Dramatic Long Form: KPop Demon Hunters was as much fun as everybody said. I don't think a single thing in the plot surprised me, but they got a lot out of the Rumi-Celine parental relationship.

Dramatic Short Form: Okay, I have good coverage here. Murderbot (two episodes nominated) was excellently done. "The Story & the Engine" got in my head enough that I turned into a Dr Who blogger for a day. The Wheel of Time, hey, I never read the books but they got three watchable seasons out of it. And Severance is very impressive, although not in a pleasant way. (And I still think it should have been a one-season firecracker with a WTF ending. This is, after all, the spiritual remake of The Prisoner.)

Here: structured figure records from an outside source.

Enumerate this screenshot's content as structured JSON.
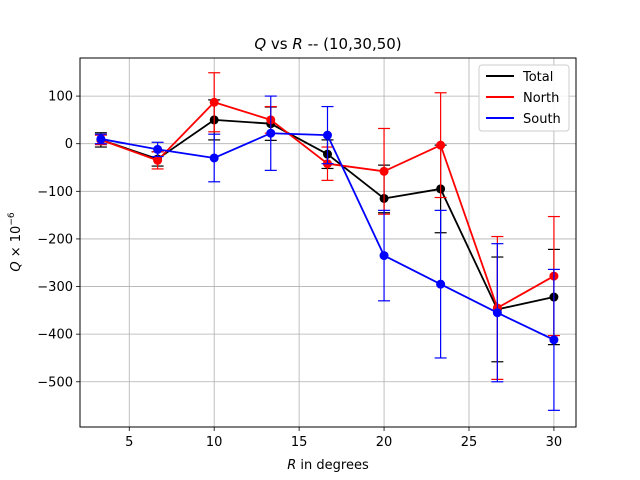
{
  "chart_data": {
    "type": "line",
    "title_parts": [
      "Q",
      " vs ",
      "R",
      " -- (10,30,50)"
    ],
    "xlabel_parts": [
      "R",
      " in degrees"
    ],
    "ylabel_parts": [
      "Q",
      " × 10",
      "−6"
    ],
    "x_ticks": [
      "5",
      "10",
      "15",
      "20",
      "25",
      "30"
    ],
    "y_ticks": [
      "100",
      "0",
      "−100",
      "−200",
      "−300",
      "−400",
      "−500"
    ],
    "x_tick_values": [
      5,
      10,
      15,
      20,
      25,
      30
    ],
    "y_tick_values": [
      100,
      0,
      -100,
      -200,
      -300,
      -400,
      -500
    ],
    "xlim": [
      2.1,
      31.3
    ],
    "ylim": [
      -595,
      180
    ],
    "grid": true,
    "legend_position": "top-right",
    "x": [
      3.33,
      6.67,
      10,
      13.33,
      16.67,
      20,
      23.33,
      26.67,
      30
    ],
    "series": [
      {
        "name": "Total",
        "color": "#000000",
        "values": [
          8,
          -32,
          50,
          42,
          -22,
          -115,
          -95,
          -348,
          -322
        ],
        "err_low": [
          15,
          15,
          42,
          35,
          30,
          30,
          92,
          110,
          100
        ],
        "err_high": [
          15,
          15,
          42,
          35,
          30,
          70,
          92,
          110,
          100
        ]
      },
      {
        "name": "North",
        "color": "#ff0000",
        "values": [
          8,
          -35,
          87,
          50,
          -42,
          -58,
          -3,
          -345,
          -278
        ],
        "err_low": [
          10,
          18,
          62,
          28,
          35,
          90,
          110,
          150,
          125
        ],
        "err_high": [
          10,
          18,
          62,
          28,
          35,
          90,
          110,
          150,
          125
        ]
      },
      {
        "name": "South",
        "color": "#0000ff",
        "values": [
          10,
          -12,
          -30,
          22,
          18,
          -235,
          -295,
          -355,
          -412
        ],
        "err_low": [
          10,
          15,
          50,
          78,
          60,
          95,
          155,
          145,
          148
        ],
        "err_high": [
          10,
          15,
          50,
          78,
          60,
          95,
          155,
          145,
          148
        ]
      }
    ]
  }
}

Fan Writer: I know nobody reads down this far, but I follow and enjoy James Nicoll's book reviews. I particularly admire his unfailing optimism and faith in the human bwaaaaaahhh okay I couldn't finish that sentence. He's fun to read. Interest: I once went to a fan meetup at James's game store, back when he ran a game store.

Game: I surely loved the heck out of Blue Prince. The Citizen Sleeper games are solid work. (My comments: CS1, CS2.) I haven't played the others, largely due to the fact that I can't parry for crap and skip any game where I need to. Dispatch is the non-combat one that I missed; heard good things about it but never got around to.

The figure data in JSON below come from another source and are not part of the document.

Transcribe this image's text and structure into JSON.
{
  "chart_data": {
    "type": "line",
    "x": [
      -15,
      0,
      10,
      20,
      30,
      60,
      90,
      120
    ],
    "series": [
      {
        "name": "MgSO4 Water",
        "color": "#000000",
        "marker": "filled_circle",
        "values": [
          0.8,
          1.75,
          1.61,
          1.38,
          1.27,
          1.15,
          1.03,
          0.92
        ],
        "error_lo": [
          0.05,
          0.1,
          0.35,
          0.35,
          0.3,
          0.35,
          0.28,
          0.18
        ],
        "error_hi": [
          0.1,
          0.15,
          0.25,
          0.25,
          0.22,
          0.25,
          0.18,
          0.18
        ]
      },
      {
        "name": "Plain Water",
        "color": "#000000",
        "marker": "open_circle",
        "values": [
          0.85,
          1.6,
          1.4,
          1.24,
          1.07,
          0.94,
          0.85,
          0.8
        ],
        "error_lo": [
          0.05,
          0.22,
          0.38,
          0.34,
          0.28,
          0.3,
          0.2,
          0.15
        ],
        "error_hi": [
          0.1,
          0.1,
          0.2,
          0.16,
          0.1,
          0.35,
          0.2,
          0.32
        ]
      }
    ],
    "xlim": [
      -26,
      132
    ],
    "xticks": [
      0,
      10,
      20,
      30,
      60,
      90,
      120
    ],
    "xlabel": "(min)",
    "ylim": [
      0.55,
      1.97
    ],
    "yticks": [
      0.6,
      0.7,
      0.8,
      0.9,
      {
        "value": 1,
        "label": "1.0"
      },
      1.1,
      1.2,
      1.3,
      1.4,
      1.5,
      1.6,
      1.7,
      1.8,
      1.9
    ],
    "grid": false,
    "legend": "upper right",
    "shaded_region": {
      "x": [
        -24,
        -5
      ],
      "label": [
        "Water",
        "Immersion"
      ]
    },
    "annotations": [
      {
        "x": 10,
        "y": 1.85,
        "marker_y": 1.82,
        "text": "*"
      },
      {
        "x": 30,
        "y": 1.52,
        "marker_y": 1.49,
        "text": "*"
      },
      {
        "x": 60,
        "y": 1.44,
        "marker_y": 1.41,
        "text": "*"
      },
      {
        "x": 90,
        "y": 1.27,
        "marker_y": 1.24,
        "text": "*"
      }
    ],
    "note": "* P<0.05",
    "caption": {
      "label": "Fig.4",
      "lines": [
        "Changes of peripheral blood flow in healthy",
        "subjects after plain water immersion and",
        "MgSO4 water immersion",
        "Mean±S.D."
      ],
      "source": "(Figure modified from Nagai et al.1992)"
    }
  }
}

But let's talk about stats!

You may recall from my 2025 post that, in last year's Best Game category, the final round of voting was pretty clearly split between "indie gamers" and "AAA gamers". I'm not trying to nail down category definitions; I'm just observing that almost every voter who put Dragon Age: Veilguard first put Zelda: Echoes of Wisdom second, and vice versa. Everybody else was split between Caves of Qud, 1000xResist, Tactical Breach Wizards, and Lorelei and the Laser Eyes -- but those folks generally did not rank the two "big games" high.

As a result, there were nearly (though not entirely) two separate races. Dragon Age won one, Qud won the other, and then Qud handily beat Dragon Age in the final showdown.

Will the same logic apply in 2026? Let's have those nominees again:

  • Blue Prince (Dogubomb / Raw Fury)
  • Citizen Sleeper 2: Starward Vector (Jump Over the Age / Fellow Traveller)
  • Clair Obscur: Expedition 33 (Sandfall Interactive / Kepler Interactive)
  • Dispatch (AdHoc Studio)
  • Hades II (Supergiant Games)
  • Hollow Knight: Silksong (Team Cherry)

None of those companies are Nintendo or Electronic Arts, that's for sure. Or even Bioware. These are all plausibly indie games; all six got labelled as "independent" in industry award shows. Although I've seen plenty of argument over whether Clair Obscur was too big or too big-budget to really count.

On the other hand, Silksong and Hades 2 both came in with the expectation of being Momentous Games Releases. Clair Obscur was a surprise, but rapidly hit escape velocity and, e.g., swept the heck out of The Game Awards 2025.

So when I observed a split in 2025, what was I really seeing?

  • If it was between fans of giant traditional game companies and fans of small studios, then it doesn't apply at all this year.

  • If it was between fans of big-budget behemoths and scrappy little projects, then it may be Clair Obscur against everybody else.

  • If it was between fans of long-expected titles and fans of surprise newcomers, then it's Silksong and Hades vs the world. (Citizen Sleeper 2 is a sequel but not in a way that makes it big news.)

  • If it's people who think award-winning games should win more awards vs people who want to give weird little niches a chance, then it's Silksong / Hades / Clair Obscur against Blue Prince / Dispatch / Citizen Sleeper.

Obviously none of these cases predict a winner. The whole point of the runoff system is that the race is not superdetermined by a single litmus test. (Nothing in 2025 told you in advance that Qud would be the favorite indie game.)

Really I'm just pinning down some cases, so that my post-2026 analysis has hypotheses to falsify! Gonna be an interesting race regardless.